An official from China headquarters of the Korea Agro-Fisheries Trade Corporation (aT) on Sunday revealed that samgyetang's exception to China's banning list is closely related to sterilization of finished products. Besides, an agreement between South Korea and China on quarantine and sanitation rules at the end of last year played a big part as well. According the agreement, samgyetang can be distributed regardless of AI. Lee Pil-hyung, the director of the China headquarters of aT, said, "Sterilized samgyetang is safe to eat. The outbreak of AI could have a negative impact on sales in China, but we will overcome the problem with aggressive marketing."
[A local Chinese broadcaster covers Chinese people enjoying samgyetang at a Korean restaurant in Jichang Fulu, Chaoyang District, Beijing. With active exports, the dish has become even more popular in China./ Source: China headquarters of the Korea Agro-Fisheries Trade Corporation.]
In fact, aT has recently been targeting consumers in China with a more aggressive sales strategy. Recently, it held a large-scale samgyetang tasting event in Hyundai Motor's plant in Changzhou, where both safety and taste of the dish were recognized.

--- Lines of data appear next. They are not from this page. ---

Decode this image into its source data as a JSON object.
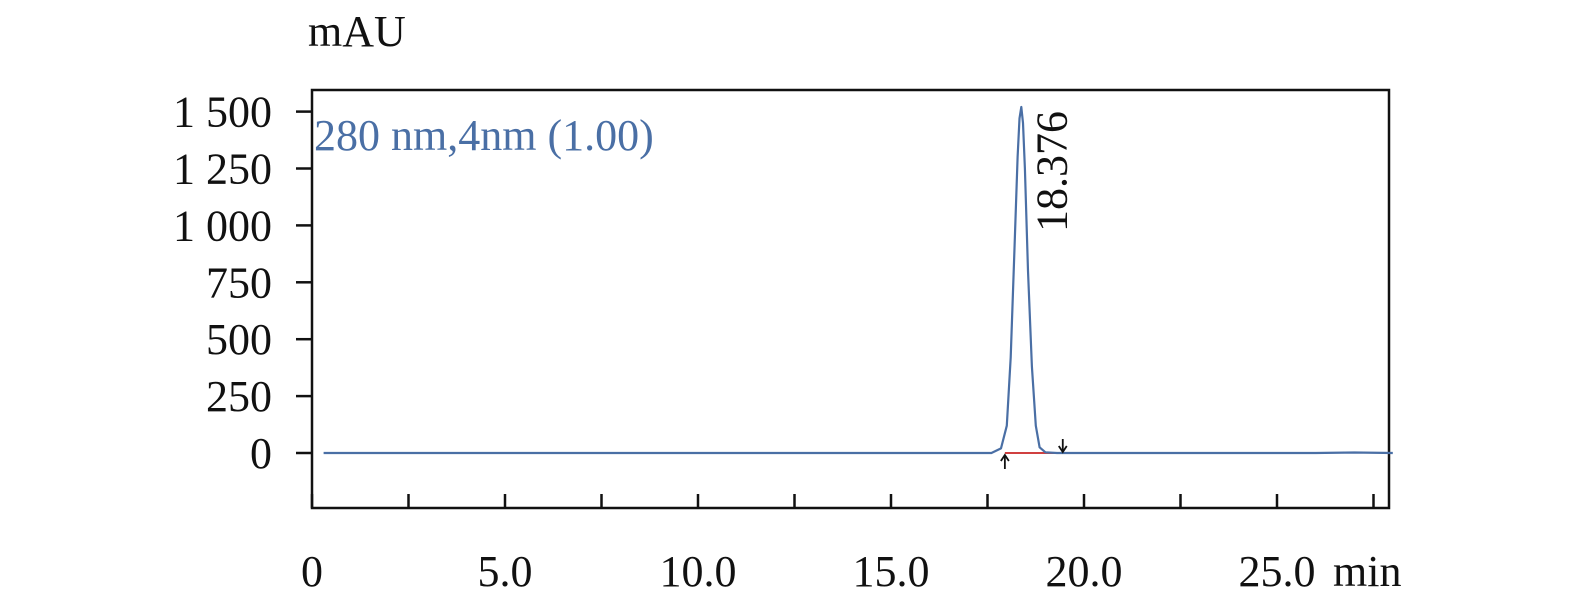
{
  "chart_data": {
    "type": "line",
    "ylabel": "mAU",
    "xunit": "min",
    "xlim": [
      0,
      28
    ],
    "ylim": [
      -250,
      1600
    ],
    "yticks": [
      0,
      250,
      500,
      750,
      1000,
      1250,
      1500
    ],
    "ytick_labels": [
      "0",
      "250",
      "500",
      "750",
      "1 000",
      "1 250",
      "1 500"
    ],
    "xticks": [
      0,
      5,
      10,
      15,
      20,
      25
    ],
    "xtick_labels": [
      "0",
      "5.0",
      "10.0",
      "15.0",
      "20.0",
      "25.0"
    ],
    "xminor_ticks": [
      2.5,
      7.5,
      12.5,
      17.5,
      22.5,
      27.5
    ],
    "grid": false,
    "legend_position": "top-left",
    "series": [
      {
        "name": "280 nm,4nm (1.00)",
        "color": "#4a6fa5",
        "x": [
          0.3,
          6.4,
          17.6,
          17.85,
          18.0,
          18.1,
          18.2,
          18.28,
          18.33,
          18.376,
          18.42,
          18.47,
          18.55,
          18.65,
          18.75,
          18.85,
          19.0,
          19.3,
          26.0,
          27.0,
          28.0
        ],
        "y": [
          0,
          0,
          0,
          20,
          120,
          420,
          900,
          1300,
          1470,
          1520,
          1450,
          1250,
          800,
          380,
          120,
          25,
          3,
          0,
          0,
          2,
          0
        ]
      }
    ],
    "baseline": {
      "color": "#d04040",
      "x": [
        17.95,
        19.45
      ],
      "y": [
        0,
        0
      ]
    },
    "peak_markers": [
      {
        "x": 17.95,
        "direction": "up"
      },
      {
        "x": 19.45,
        "direction": "down"
      }
    ],
    "annotations": [
      {
        "text": "18.376",
        "x": 18.376,
        "y": 1520,
        "rotation": -90
      }
    ]
  }
}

This month, it placed a 15-second long commercial video on a total of 534 bus lines in Beijing used by 27 million people. The model of the commercial is quite shocking. Sang Xue, who won the gold medal for the synchronized diving at the Sydney 2000 Olympics and then turned into a singer, kindly describes samgyetang's taste and nutrition. Park Jin-kyung, general manager of aT Chinese headquarters, said, "In Beijing, people tend to pay high attention to ads on the bus. The effect is great. We are expecting much from our advertisement since nearly 27 million people, more than half of the population of S. Korea, watch it every day."
Korea exported a total 200 tons of samgyetang to China since June. It is considerably smaller than 500 tons that aT had originally set as the target. Considering the fact that it had been on the banning list however, it can be regarded as a pretty good track record. The aT China headquarters is expected to sell more than 1,000 tons of samgyetang next year.